There’s a saying “Any publicity is good publicity”.  That hasn’t been the case for Tesla or company owner Elon Musk.  It’s not breaking news that Tesla vehicles have been associated with

Lawsuits have been filed by Tesla investors as well as owners.  Perhaps this new report will inspire another one.

From Ars Technica:


Tesla workers shared images from car cameras, including “scenes of intimacy”

Ex-staffers tell Reuters about internal image sharing: “We could see their kids.”

Jon Brodkin

From 2019 to at least mid-2022, Tesla employees used an internal messaging system to share “sometimes highly invasive videos and images recorded by customers’ car cameras,” according to a lengthy Reuters report based on interviews with nine former Tesla employees.

Although Tesla says its in-car cameras are “designed from the ground up to protect your privacy,” today’s Reuters report described employees as having easy access to the cameras’ output and sharing that freely with other employees:

Some of the recordings caught Tesla customers in embarrassing situations. One ex-employee described a video of a man approaching a vehicle completely naked.

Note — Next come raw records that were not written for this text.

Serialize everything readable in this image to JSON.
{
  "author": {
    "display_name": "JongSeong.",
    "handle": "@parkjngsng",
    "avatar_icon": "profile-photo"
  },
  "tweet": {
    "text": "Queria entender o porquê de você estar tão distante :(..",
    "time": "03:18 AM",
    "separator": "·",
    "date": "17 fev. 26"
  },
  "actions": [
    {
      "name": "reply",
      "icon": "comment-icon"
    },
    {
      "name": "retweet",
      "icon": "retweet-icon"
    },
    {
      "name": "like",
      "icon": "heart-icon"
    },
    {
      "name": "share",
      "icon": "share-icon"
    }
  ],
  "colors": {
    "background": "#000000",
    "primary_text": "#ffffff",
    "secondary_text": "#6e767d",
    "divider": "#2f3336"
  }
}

Also shared: crashes and road-rage incidents. One crash video in 2021 showed a Tesla driving at high speed in a residential area hitting a child riding a bike, according to another ex-employee. The child flew in one direction, the bike in another. The video spread around a Tesla office in San Mateo, California, via private one-on-one chats, “like wildfire,” the ex-employee said.

There were “pictures of dogs and funny road signs that employees made into memes by embellishing them with amusing captions or commentary, before posting them in private group chats.” Some posts could be seen by “scores” of employees.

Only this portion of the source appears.